Para o CFM, a reserva de vagas “vai causar uma discriminação reversa, já que eventuais desigualdades foram equalizadas a partir da entrada dos grupos menos favorecidos nas faculdades de medicina, além de que a seleção para residência médica não se assemelha a concurso para provimento de cargos públicos”.

“O que o CFM defende, e que deveria fazer parte da lista de reivindicações de todos os que querem uma medicina brasileira de qualidade, é que a residência médica se mantenha como o padrão-ouro na formação de especialistas, baseando o acesso aos programas no mérito acadêmico de conhecimento, motivo pelo qual o CFM ajuizou ação judicial para este fim”, conclui o Conselho.

Resposta da Ebserh

A Ebserh também emitiu comunicado oficial. Alega que o objetivo do Enare é a ampliação e a democratização do acesso às vagas de residência médica, multiprofissional e em área profissional da saúde no Brasil, “o que está em total alinhamento ao estabelecimento de reserva de vagas (cotas) para o acesso de grupos populacionais vulnerabilizados, assim como aos objetivos da República Federativa do Brasil, previstos na Constituição Federal”.
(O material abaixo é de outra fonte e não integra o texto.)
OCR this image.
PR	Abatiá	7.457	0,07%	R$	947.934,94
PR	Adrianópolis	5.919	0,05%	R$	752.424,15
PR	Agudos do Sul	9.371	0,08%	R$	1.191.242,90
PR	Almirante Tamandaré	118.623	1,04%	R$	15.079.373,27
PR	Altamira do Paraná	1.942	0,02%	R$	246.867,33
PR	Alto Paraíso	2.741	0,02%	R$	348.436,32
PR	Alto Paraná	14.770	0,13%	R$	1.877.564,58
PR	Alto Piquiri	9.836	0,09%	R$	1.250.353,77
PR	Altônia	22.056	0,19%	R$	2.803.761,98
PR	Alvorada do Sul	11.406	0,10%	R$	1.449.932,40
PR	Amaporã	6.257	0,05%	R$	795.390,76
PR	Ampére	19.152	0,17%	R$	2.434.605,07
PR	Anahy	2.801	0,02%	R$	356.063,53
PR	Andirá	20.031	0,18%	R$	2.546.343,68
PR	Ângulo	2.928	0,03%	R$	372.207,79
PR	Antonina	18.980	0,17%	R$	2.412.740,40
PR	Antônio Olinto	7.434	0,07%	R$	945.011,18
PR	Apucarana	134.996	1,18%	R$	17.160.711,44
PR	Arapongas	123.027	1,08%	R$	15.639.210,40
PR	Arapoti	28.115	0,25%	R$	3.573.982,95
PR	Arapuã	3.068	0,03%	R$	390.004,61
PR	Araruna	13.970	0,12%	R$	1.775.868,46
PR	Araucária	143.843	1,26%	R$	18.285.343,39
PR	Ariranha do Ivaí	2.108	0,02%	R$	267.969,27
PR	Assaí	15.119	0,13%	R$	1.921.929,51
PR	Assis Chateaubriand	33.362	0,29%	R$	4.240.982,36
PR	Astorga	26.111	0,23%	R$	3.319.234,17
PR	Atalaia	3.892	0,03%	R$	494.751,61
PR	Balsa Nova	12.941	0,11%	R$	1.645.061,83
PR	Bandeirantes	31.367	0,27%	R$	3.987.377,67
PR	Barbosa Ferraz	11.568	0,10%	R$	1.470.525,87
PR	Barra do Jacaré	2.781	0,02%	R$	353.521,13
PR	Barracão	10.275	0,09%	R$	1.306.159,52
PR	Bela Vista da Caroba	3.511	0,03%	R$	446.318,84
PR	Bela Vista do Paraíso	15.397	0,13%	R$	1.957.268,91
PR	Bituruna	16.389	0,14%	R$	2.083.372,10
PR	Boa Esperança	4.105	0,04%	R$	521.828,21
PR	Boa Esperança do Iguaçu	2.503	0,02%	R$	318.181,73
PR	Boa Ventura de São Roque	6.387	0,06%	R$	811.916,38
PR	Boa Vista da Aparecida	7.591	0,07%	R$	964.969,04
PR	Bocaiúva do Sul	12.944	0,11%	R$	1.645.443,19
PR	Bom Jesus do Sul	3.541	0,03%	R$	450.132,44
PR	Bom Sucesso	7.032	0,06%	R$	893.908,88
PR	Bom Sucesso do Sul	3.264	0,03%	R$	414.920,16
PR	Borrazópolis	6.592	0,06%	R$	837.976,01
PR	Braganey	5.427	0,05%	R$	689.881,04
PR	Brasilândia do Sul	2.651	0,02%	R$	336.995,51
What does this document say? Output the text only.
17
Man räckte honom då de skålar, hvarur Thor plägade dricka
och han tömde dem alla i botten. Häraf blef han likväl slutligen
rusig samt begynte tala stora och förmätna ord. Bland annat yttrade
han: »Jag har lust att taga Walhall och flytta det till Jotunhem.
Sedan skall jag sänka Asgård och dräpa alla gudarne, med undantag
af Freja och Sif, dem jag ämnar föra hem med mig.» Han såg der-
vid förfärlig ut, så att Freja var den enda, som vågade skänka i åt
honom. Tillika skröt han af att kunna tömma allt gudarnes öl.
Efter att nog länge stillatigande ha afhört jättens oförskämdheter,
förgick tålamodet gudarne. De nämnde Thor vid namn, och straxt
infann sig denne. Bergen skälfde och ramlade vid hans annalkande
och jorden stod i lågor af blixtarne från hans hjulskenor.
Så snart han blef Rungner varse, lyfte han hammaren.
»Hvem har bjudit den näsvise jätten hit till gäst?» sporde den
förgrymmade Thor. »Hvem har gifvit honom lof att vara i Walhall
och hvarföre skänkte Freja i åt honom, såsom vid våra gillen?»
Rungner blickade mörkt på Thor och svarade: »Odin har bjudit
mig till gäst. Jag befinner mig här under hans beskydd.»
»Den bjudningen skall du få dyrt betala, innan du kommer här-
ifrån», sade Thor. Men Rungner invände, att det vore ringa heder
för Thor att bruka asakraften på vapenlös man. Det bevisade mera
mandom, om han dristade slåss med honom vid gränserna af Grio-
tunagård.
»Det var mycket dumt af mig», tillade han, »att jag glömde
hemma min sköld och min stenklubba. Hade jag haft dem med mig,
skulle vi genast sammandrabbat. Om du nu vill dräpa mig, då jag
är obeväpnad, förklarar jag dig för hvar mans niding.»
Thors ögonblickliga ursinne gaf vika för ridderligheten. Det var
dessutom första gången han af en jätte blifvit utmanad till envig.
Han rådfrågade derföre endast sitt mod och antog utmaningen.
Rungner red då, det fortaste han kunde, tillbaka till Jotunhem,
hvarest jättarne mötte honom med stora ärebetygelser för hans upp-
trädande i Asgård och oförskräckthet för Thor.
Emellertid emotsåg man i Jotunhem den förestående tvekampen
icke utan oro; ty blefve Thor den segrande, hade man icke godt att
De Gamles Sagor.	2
“O Supremo Tribunal Federal já declarou a constitucionalidade das ações afirmativas, tal como a utilização do sistema de reserva de vagas (cotas) por critério étnico-racial, na seleção para ingresso no ensino superior público. O estabelecimento de reservas de vagas no Enare, com respaldo constitucional e legal, visa garantir que o acesso aos programas de residência reflita a diversidade demográfica do Brasil e contribua para um sistema de saúde mais inclusivo e equitativo”, diz.

De acordo com a nota, a Ebserh também avalia que a existência de políticas de cotas no ingresso às universidades públicas, por si só, não elimina as profundas desigualdades sociais que afetam o acesso às especialidades médicas, tendo em vista que muitos estudantes ainda enfrentam barreiras adicionais ao tentarem ingressar nos programas de residência, onde há uma acirrada competição e altos custos associados à preparação para exames específicos.